Ich denke, dieser Artikel ist ein typisches Beispiel des "Wir und sie". Der Autor vetritt eine typische westliche und linksliberale Sichtweise, die zwar für alles offen sein möchte, tatsächlich aber andere, der eigenen Vorstellungen nicht entsprechende Normen ablehnt. Und das ganze dann noch in wohlklingende, aber letztendlich nichtssagende Worte kleidet.
Das, was hier der russischen Regierung (aka. Putin) vorgeworfen wird, wie z.B. die Ausbildung eines Racket-Staates trifft mMn genausogut auf die sich als selbst so bezeichnenden Demokratien zu. In den europäischen Staaten haben vor allem mächtige Lobbies, Verbände und Unternehmen, die vor allem transatlantisch und neoliberal kapitalistisch ausgerichtet sind, das Sagen in der Politik. Es geht vor allem um Privatisierung von Allgemeingut per Verträge (modernes Fencing) und das Einbringen von noch mehr Kapital für die, die schon viel besitzen. Eventuelle Verluste werden auf die Allgemeinheit abgewälzt. Das ganze wird durch von diesen Rackets selbst formulierten Gesetzen abgesichert und von Polizei und Justiz durchgesetzt - womit für das Volk ein Anschein von rechtmäßigem Vorgehen aufrecht erhalten wird.
In diesem Sinne kann man die USA als beispielhaften Racket-Staat sehen, wo nur eine kleine und mit hohem Vermögen ausgestattete Clique Staatsämter unter sich verteilt, wie z.B. das Präsidentenamt.
Ich kann hier keine großen Unterschiede zwischen uns (dem Westen) und ihnen (den Russen) erkennen. Falls der Begriff Racket-Staat jetzt manchen Ohren zu hart klingt: Man kann es auch Oligarchen-Herrschaft nennen, oder auch Neo-Feudalismus.
Wenn Russland nun vorgeworfen wird, den Krieg gegen die Ukraine begonnen zu haben (was Russland eindeutig hat) und damit die russische Führung als "aggressiv" bezeichnet, fällt auch das wieder auf den Westen zurück. NATO-Ostwerweiterung, verschiedene Kriege im Nahen Osten und Unterstützung von gewaltsamen Regime-Changes sind keine Erfindung der Russen, hier ist der Westen und vor allem die USA führend. Wobei auch hier wieder zum Durchsetzen der politischen Ziele Mafiamethoden angewendet werden, wie Beschlagnahme von Staatsvermögen und -eigentum, dass dann in die eigenen Kassen umgeleitet wird, um weitere Kriege zu finanzieren. Jüngstes Beispiel ist z.B. die Beschlagnahme und Umwidmung des afghanischen Auslandsvermögen, dass u.a. für die Entschädigung der Opfer von 9/11 verwendet werden soll (Anm.: soweit ich weiß, waren die meisten der damaligen Attentäter Saudis).

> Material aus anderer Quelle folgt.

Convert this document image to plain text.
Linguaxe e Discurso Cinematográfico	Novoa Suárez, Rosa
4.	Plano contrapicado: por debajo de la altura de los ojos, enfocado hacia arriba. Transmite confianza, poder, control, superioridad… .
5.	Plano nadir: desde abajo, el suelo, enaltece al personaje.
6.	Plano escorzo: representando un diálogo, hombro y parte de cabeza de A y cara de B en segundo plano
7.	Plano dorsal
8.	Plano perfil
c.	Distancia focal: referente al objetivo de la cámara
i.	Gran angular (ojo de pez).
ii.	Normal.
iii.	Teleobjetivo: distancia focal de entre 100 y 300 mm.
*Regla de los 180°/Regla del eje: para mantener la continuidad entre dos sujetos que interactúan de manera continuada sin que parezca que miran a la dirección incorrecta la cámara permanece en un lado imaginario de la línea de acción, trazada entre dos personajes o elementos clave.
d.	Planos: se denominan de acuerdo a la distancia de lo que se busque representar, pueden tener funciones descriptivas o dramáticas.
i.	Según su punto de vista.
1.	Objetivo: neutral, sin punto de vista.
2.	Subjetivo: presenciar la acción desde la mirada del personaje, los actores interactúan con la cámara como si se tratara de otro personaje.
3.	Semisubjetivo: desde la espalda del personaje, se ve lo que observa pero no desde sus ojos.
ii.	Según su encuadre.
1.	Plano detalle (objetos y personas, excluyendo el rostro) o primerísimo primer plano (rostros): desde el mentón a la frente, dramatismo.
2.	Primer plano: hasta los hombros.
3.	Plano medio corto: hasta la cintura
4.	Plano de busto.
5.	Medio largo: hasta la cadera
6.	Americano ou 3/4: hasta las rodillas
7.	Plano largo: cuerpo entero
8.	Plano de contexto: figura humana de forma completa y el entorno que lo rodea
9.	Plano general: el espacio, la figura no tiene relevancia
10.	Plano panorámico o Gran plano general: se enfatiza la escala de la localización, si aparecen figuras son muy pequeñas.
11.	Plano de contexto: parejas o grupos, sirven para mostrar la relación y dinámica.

Herr Nowak macht hier also das, was viele sich selbst als linksliberal bezeichnende Menschen machen: Sie spiegeln die Unzuläglichkeiten der eigenen Gesellschaft/des eigenen Staates auf andere Staaten, um sie so wegschieben zu können. (Das gleiche wird auch mit den Mitmenschen gemacht, die nicht ins eigene Bild passen, siehe Cancel-Culture).
Es scheint schwer zu sein, zuerst vor der eigenen Haustüre zu kehren. Dies heißt jetzt nicht, das die in diesem Staat kritisierten Zustände nicht herrschen. Glaubwürdiger wäre die Kritik an den anderen jedoch, wenn man auch kritisch gegenüber sich selber ist.
Noch ein Nachsatz: Herr Nowak, wenn Sie mit Rainer Trampert auf antisemitische Tendenzen in der britischen Labour Party hinweisen, ist Ihnen wahrscheinlich nicht bewusst, dass diese konstruiert wurden, um mit Jeremy Corbyn einen kritischen Geist loszuwerden. Dieser wurde den Herrschaftscliquen des britischen Racket-Staats gefährlich, da er tatsächlich was am System zu ändern gedachte.